Video chats with our doctor could be the future if West Cheshire GPs win a slice of £50m Government funding.
The Prime Minister’s Challenge Fund will set up at least nine pilots across England to support the spread of innovation.
This could mean more flexible opening hours at GP surgeries but also greater use of technology which could eventually lead to Skype consultations for patients.
The outcome of the cash bid by 31 local surgeries will be known later this month and West Cheshire Clinical Commissioning Group will match-fund the project or work alone if the application is unsuccessful.
Dr Huw Charles-Jones, chairman of the West Cheshire CCG and a Lache GP, said: “The whole NHS is changing to get care out of hospitals more into the community, so general practice has to respond to that.”
He added: “In my own practice group, we use web-based booking for appointments, people order repeat prescriptions on email – so using the practice website as a portal into the practice.
“Over the past few years there’s been a growing use of phone consultations.

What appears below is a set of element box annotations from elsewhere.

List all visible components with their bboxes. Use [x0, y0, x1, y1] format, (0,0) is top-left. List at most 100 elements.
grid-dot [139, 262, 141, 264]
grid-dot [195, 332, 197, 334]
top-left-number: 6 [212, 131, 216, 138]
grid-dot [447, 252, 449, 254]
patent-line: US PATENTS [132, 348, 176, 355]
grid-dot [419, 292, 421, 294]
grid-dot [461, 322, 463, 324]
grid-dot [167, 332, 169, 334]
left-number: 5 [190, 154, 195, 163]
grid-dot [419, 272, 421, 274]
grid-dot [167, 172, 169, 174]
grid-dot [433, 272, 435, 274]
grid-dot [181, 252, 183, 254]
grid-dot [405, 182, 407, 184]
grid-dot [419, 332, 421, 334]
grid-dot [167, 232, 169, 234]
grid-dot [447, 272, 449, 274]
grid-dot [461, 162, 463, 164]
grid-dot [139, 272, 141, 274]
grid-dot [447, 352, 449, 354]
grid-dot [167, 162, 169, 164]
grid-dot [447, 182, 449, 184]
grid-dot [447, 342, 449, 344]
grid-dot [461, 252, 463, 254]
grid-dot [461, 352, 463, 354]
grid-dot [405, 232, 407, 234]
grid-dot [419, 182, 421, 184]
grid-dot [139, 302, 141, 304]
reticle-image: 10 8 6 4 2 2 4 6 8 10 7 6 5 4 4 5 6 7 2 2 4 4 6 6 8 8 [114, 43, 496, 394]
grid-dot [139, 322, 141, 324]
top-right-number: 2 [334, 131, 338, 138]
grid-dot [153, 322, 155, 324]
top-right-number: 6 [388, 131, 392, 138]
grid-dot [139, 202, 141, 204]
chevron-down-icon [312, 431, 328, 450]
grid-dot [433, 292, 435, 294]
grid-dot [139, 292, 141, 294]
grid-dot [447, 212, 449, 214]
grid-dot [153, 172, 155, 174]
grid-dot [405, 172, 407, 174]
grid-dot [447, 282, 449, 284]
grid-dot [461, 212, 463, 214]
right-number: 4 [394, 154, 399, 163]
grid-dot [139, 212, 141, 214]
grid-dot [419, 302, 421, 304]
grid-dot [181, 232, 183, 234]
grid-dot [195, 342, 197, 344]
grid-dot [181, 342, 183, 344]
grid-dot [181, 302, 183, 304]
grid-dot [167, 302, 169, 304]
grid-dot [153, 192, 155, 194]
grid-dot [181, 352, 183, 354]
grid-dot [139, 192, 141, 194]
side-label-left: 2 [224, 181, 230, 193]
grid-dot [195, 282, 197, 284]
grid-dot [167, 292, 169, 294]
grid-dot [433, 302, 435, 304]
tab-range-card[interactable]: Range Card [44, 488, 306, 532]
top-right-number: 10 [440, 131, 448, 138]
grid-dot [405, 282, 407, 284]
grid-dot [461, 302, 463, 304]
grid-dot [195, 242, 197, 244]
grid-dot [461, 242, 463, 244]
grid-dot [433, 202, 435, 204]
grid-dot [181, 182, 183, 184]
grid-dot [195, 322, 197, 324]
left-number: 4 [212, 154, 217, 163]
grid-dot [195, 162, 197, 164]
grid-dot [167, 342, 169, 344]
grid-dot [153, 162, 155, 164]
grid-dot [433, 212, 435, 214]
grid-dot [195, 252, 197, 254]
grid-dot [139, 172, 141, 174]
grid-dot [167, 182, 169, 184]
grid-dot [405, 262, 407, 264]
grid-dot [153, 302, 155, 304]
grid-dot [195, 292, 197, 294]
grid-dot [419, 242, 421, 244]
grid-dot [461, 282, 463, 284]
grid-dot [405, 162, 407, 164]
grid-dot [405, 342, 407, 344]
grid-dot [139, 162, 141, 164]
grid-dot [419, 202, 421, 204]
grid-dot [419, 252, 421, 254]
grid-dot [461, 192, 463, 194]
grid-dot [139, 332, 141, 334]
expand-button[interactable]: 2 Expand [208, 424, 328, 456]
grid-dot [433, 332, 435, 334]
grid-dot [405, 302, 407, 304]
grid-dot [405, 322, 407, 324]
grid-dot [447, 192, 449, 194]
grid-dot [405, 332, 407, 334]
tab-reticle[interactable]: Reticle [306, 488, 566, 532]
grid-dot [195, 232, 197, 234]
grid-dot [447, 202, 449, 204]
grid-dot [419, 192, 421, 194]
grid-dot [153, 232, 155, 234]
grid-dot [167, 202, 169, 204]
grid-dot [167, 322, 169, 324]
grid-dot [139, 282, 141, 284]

If you talk to some patients they find it a bit difficult because if you’re working as a teacher or on a production line so you can’t take that call back very easily.
“But a lot of people quite like the fact they can phone up their GP, get it sorted out, if they don’t actually need a face-to face consultation.
“And then there are some of the even newer technologies that are used, things like using Skype consultations.
“We are seeing with community nurses, who may be going to see a patient with a leg ulcer and they want an opinion on it.
“It’s really good to be able to use the mobile technology and get an opinion that way. There are one or two places in the country where they are actually having Skype consultations with the GP.
“I think certainly in Chester that would be some way off at the moment but at some point we’d like to think we could go down that route.”
Chief officer Alison Lee added: “You’ve got the older demographic, but even people like that are getting into iPads and other technology and there’s potential, but most of the older people we talk to still want that face-to-face consultation with their GP.
“But then you get right to the younger generation who won’t even know who their GP is any more. They are going to want that more instant access through the mobile devices we all use.”